异步：一口气发完所有任务，然后等待通知或者回调函数后再回来处理

requests模块简单介绍

requests这个模块的get方法请求页面，就和我们在浏览器上输入一个网址然后回车去请求别人的网站的效果是一样的。requests是个第三方模块，需要手动安装 pip3 install requests

简单爬虫示例

# 第一步: 爬取服务端的文件(IO阻塞).
# 第二步: 拿到文件,进行数据分析,(非IO,IO极少)
# 版本一

from concurrent.futures import ProcessPoolExecutor
import os,time,random
import requests

def get_text(url) :
    response = requests.get(url)
    print(f"{os.getpid()} is getting infomition")
    time.sleep(random.randint(1,2))
    if response.status_code == 200:
        return response.text   # 以文本的格式返回结果，当然也可以以其他方式

def parse(text):
    print(f"{os.getpid()} 分析结果：{len(text)}")  #用len来简单模拟一下数据分析过程

if __name__ == '__main__':
    ls =  [
        'http://www.taobao.com',
        'http://www.JD.com',
        'http://www.baidu.com',
        'http://www.JD.com',
        'http://www.baidu.com',
        'https://www.cnblogs.com/jin-xin/articles/11232151.html',
        'https://www.cnblogs.com/jin-xin/articles/10078845.html',
        'http://www.sina.com.cn',
        'https://www.sohu.com',
        'https://www.youku.com',
    ]

    pool = ProcessPoolExecutor(4)
    l = []
    for url in ls:
        obj = pool.submit(get_text,url) # 异步调用submit命名
        l.append(obj)

    pool.shutdown(wait=True)
    for item in l:
        parse(item.result())  #分析数据

这种方法有两个问题：一是数据分析阶段，代码是串行的，效率低；二是在取到所有不同信息之后，放到一起进行的分析

我们更希望的是，获取到一个信息，我就分析一个(这里假设我的分析阶段是纯计算的)，就像获取信息阶段一样能够异步完成，下面来了版本二

# 版本二
from concurrent.futures import ProcessPoolExecutor
import os,time,random
import requests

def get_text(url) :
    response = requests.get(url)
    print(f"{os.getpid()} is getting infomition")
    time.sleep(random.randint(1,2))
    if response.status_code == 200:
        parse(response.text)    # 获取信息后立马分析

def parse(text):
    print(f"{os.getpid()} 分析结果：{len(text)}")

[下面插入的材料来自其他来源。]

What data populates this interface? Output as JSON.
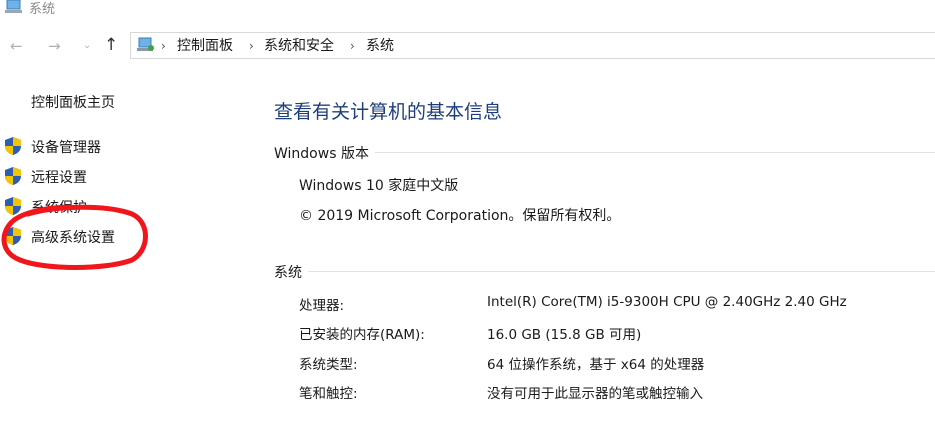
{
  "window": {
    "title": "系统"
  },
  "nav": {
    "back_glyph": "←",
    "forward_glyph": "→",
    "dropdown_glyph": "⌄",
    "up_glyph": "↑",
    "breadcrumb": [
      "控制面板",
      "系统和安全",
      "系统"
    ],
    "separator": "›"
  },
  "sidebar": {
    "home": "控制面板主页",
    "items": [
      {
        "label": "设备管理器",
        "icon": "shield-icon"
      },
      {
        "label": "远程设置",
        "icon": "shield-icon"
      },
      {
        "label": "系统保护",
        "icon": "shield-icon"
      },
      {
        "label": "高级系统设置",
        "icon": "shield-icon"
      }
    ]
  },
  "main": {
    "title": "查看有关计算机的基本信息",
    "edition_section": {
      "heading": "Windows 版本",
      "edition": "Windows 10 家庭中文版",
      "copyright": "© 2019 Microsoft Corporation。保留所有权利。"
    },
    "system_section": {
      "heading": "系统",
      "rows": [
        {
          "key": "处理器:",
          "value": "Intel(R) Core(TM) i5-9300H CPU @ 2.40GHz   2.40 GHz"
        },
        {
          "key": "已安装的内存(RAM):",
          "value": "16.0 GB (15.8 GB 可用)"
        },
        {
          "key": "系统类型:",
          "value": "64 位操作系统，基于 x64 的处理器"
        },
        {
          "key": "笔和触控:",
          "value": "没有可用于此显示器的笔或触控输入"
        }
      ]
    }
  },
  "colors": {
    "title_blue": "#1e3e7b",
    "annotation_red": "#f0161c",
    "shield_blue": "#2b5fb3",
    "shield_yellow": "#f5c400"
  }
}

if __name__ == '__main__':
    ls =  [
        'http://www.taobao.com',
        'http://www.JD.com',
        'http://www.baidu.com',
        'http://www.JD.com',
        'http://www.baidu.com',
        'https://www.cnblogs.com/jin-xin/articles/11232151.html',
        'https://www.cnblogs.com/jin-xin/articles/10078845.html',
        'http://www.sina.com.cn',
        'https://www.sohu.com',
        'https://www.youku.com',
    ]

    pool = ProcessPoolExecutor(4)
    for url in ls:
        obj = pool.submit(get_text,url)

版本几乎接近完美，但是有一点很让人介意就是，数据分析和信息获取的耦合性有点大，这是就是回调函数该发挥作用的时候了

from concurrent.futures import ProcessPoolExecutor
import os,time,random
import requests

def get_text(url) :
    response = requests.get(url)
    print(f"{os.getpid()} is getting infomition")
    time.sleep(random.randint(1,2))
    if response.status_code == 200:
        return response.text

def parse(obj):
    print(f"{os.getpid()} 分析结果：{len(obj.result())}")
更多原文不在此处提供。